The Bigger Picture: A TCNJ Program Worth Knowing
Part of what makes Ruffini’s career notable is the context in which it has unfolded. TCNJ under Justin Lindsey is one of the elite programs in NCAA Division III. The Lions have won the NJAC women’s indoor title for at least seven consecutive years — a record of sustained dominance that reflects outstanding coaching, recruiting, and athlete development. Competing for a program of that caliber means that every athlete on the roster has earned their spot, and every relay leg, every individual performance, happens against the backdrop of championship expectations.
Ruffini’s story within that program — a multi-sport athlete from Delaware who came in as a capable sprinter, earned conference relay honors as a sophomore, developed into a 400-meter hurdler, and has contributed academically and athletically for four years — is exactly the kind of well-rounded profile that defines Division III athletics at its best. She is not a headline athlete in the national sense, but within her conference and her program, she has built a meaningful and productive career.
Her listed favorite athlete is Abby Steiner, the University of Kentucky product who became one of the world’s top 200-meter sprinters — a fitting inspiration for a 200/400H specialist who has spent four years developing her own speed. Her favorite movie is Wonder Woman, and she enjoys superhero series in general — there is perhaps something fitting in an athlete drawn to characters defined by determination and resilience choosing to spend four years competing for one of the NJAC’s most demanding programs.
Social Media
Cameron Ruffini can be found on Instagram at @cameron.ruffini.

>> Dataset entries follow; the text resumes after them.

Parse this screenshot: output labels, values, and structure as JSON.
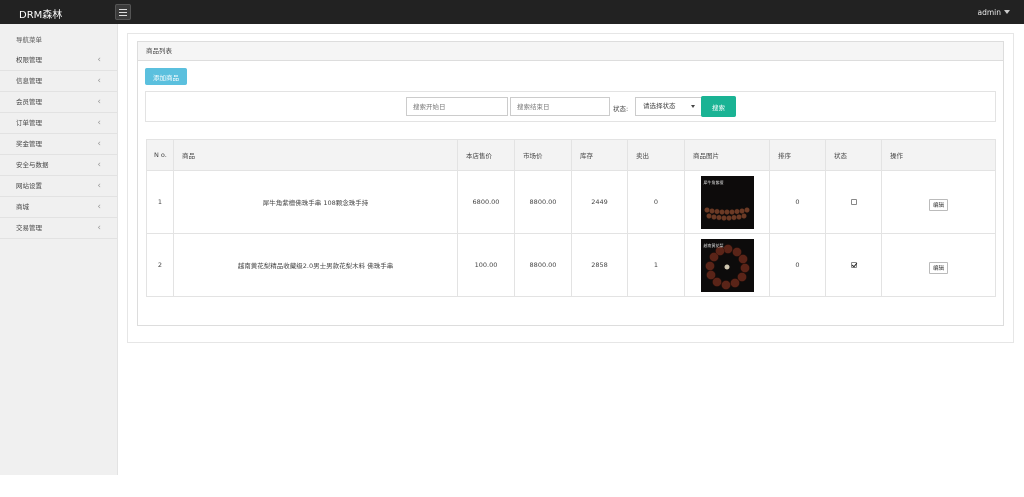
{
  "topbar": {
    "brand": "DRM森林",
    "menu_icon": "hamburger-icon",
    "user": "admin"
  },
  "sidebar": {
    "heading": "导航菜单",
    "items": [
      {
        "label": "权限管理"
      },
      {
        "label": "信息管理"
      },
      {
        "label": "会员管理"
      },
      {
        "label": "订单管理"
      },
      {
        "label": "奖金管理"
      },
      {
        "label": "安全与数据"
      },
      {
        "label": "网站设置"
      },
      {
        "label": "商城"
      },
      {
        "label": "交易管理"
      }
    ]
  },
  "panel": {
    "title": "商品列表",
    "add_label": "添加商品"
  },
  "search": {
    "start_placeholder": "搜索开始日",
    "end_placeholder": "搜索结束日",
    "status_label": "状态:",
    "status_selected": "请选择状态",
    "button_label": "搜索"
  },
  "table": {
    "headers": {
      "no": "N o.",
      "product": "商品",
      "price": "本店售价",
      "market": "市场价",
      "stock": "库存",
      "sold": "卖出",
      "image": "商品图片",
      "sort": "排序",
      "status": "状态",
      "ops": "操作"
    },
    "rows": [
      {
        "no": "1",
        "name": "犀牛角紫檀佛珠手串 108颗念珠手持",
        "price": "6800.00",
        "market": "8800.00",
        "stock": "2449",
        "sold": "0",
        "image_label": "犀牛角紫檀",
        "sort": "0",
        "status_checked": false,
        "edit": "编辑"
      },
      {
        "no": "2",
        "name": "越南黄花梨精品收藏级2.0男士男款花梨木料 佛珠手串",
        "price": "100.00",
        "market": "8800.00",
        "stock": "2858",
        "sold": "1",
        "image_label": "越南黄花梨",
        "sort": "0",
        "status_checked": true,
        "edit": "编辑"
      }
    ]
  },
  "colors": {
    "primary": "#1ab394",
    "info": "#5bc0de",
    "topbar": "#222222"
  }
}
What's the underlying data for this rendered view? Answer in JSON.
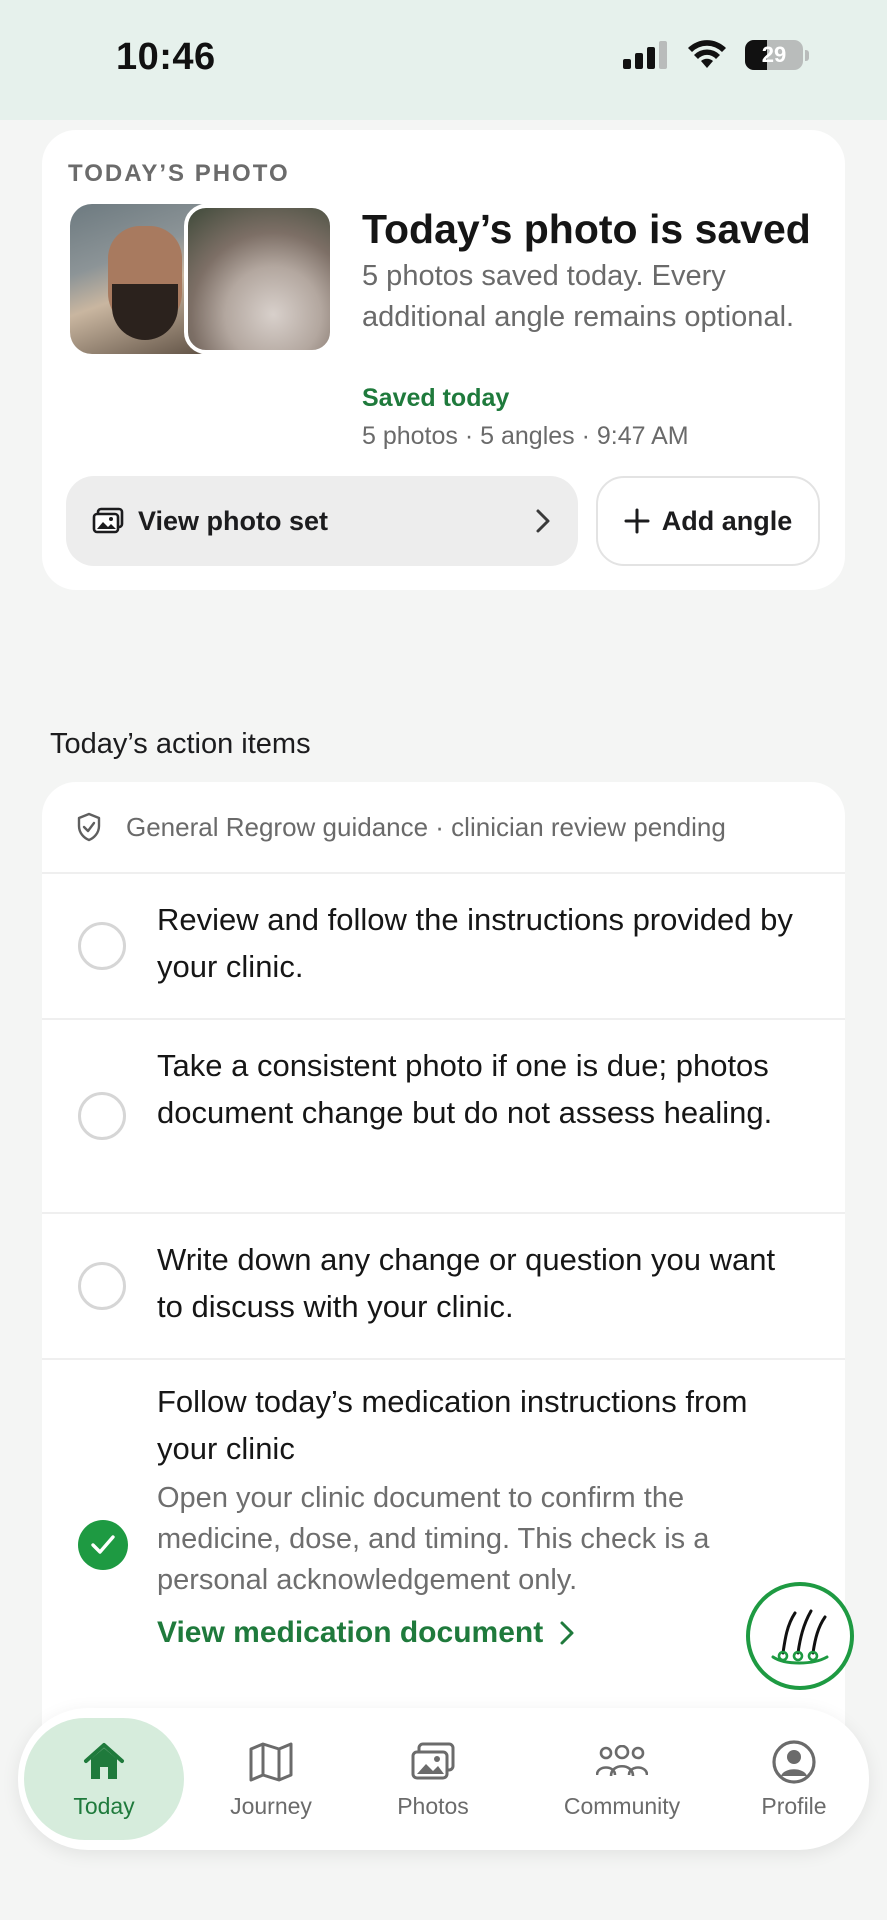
{
  "status_bar": {
    "time": "10:46",
    "battery": "29"
  },
  "photo_card": {
    "section_label": "TODAY’S PHOTO",
    "title": "Today’s photo is saved",
    "description": "5 photos saved today. Every additional angle remains optional.",
    "status": "Saved today",
    "meta": "5 photos · 5 angles · 9:47 AM",
    "view_button": "View photo set",
    "add_button": "Add angle"
  },
  "actions": {
    "section_title": "Today’s action items",
    "guidance": "General Regrow guidance · clinician review pending",
    "items": [
      {
        "text": "Review and follow the instructions provided by your clinic.",
        "checked": false
      },
      {
        "text": "Take a consistent photo if one is due; photos document change but do not assess healing.",
        "checked": false
      },
      {
        "text": "Write down any change or question you want to discuss with your clinic.",
        "checked": false
      },
      {
        "text": "Follow today’s medication instructions from your clinic",
        "sub": "Open your clinic document to confirm the medicine, dose, and timing. This check is a personal acknowledgement only.",
        "link": "View medication document",
        "checked": true
      }
    ]
  },
  "nav": {
    "items": [
      {
        "label": "Today",
        "icon": "home-icon",
        "active": true
      },
      {
        "label": "Journey",
        "icon": "map-icon",
        "active": false
      },
      {
        "label": "Photos",
        "icon": "photos-icon",
        "active": false
      },
      {
        "label": "Community",
        "icon": "community-icon",
        "active": false
      },
      {
        "label": "Profile",
        "icon": "profile-icon",
        "active": false
      }
    ]
  },
  "colors": {
    "accent": "#1f7a3c",
    "accent_bright": "#1e9a42",
    "status_bar_bg": "#e6f1ec",
    "nav_active_bg": "#d6ecdc"
  }
}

Career Highlights at a Glance
- 1st Team All-NJAC (Indoor, DMR — 2024)
- 2-time NJAC All-Academic Team (2024, 2025)
- Member of TCNJ NJAC Indoor Championship teams (multiple years)
- 2nd place, 4x200m relay at The Armory (1:45.37, January 2025)

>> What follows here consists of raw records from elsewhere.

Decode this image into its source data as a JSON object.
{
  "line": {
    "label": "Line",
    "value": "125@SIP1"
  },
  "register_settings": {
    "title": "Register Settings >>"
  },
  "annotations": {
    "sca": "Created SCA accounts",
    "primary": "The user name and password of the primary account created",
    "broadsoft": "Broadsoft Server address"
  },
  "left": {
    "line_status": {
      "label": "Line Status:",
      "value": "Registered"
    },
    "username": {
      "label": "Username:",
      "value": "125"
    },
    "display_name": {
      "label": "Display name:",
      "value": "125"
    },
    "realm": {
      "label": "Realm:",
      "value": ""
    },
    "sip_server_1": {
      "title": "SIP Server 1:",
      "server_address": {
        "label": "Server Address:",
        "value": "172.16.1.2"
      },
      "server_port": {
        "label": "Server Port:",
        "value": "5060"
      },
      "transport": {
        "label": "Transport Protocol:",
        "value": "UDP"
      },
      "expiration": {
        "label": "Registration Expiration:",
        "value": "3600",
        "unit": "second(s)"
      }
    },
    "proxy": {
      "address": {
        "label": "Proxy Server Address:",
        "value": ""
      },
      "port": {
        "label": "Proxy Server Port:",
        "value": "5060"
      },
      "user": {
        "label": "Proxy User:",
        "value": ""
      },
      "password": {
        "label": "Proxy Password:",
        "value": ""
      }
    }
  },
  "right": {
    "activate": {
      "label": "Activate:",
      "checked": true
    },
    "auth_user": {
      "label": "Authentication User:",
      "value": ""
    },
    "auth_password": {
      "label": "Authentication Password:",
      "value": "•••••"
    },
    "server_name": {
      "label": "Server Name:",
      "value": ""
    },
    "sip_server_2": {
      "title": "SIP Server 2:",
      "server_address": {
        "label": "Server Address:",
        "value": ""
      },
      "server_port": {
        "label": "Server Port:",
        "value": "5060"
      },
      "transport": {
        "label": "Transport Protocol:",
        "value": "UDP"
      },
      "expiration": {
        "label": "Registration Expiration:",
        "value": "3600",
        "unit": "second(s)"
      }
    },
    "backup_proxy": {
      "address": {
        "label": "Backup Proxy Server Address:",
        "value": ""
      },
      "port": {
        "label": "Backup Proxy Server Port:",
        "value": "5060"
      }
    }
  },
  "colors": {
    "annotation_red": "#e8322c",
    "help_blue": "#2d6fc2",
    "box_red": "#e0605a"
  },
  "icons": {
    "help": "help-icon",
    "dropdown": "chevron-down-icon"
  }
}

- 400m Hurdles: 1:01.10 (March 26, 2026 — Emory Thrills in the Hills)
- 200m: 26.91 (April 2024)
- Captain Award, Sportsmanship Award, and Coaches Award at Appoquinimink High School
- MVP Defensive Player, Field Hockey, Appoquinimink HS (2019)
- High Honor Roll, National Honor Society, Business Professionals of America
Cameron Ruffini is a senior sprints and hurdles athlete at The College of New Jersey, majoring in accounting. She is a native of Middletown, Delaware, and graduated from Appoquinimink High School. Her senior outdoor season is in progress as of spring 2026.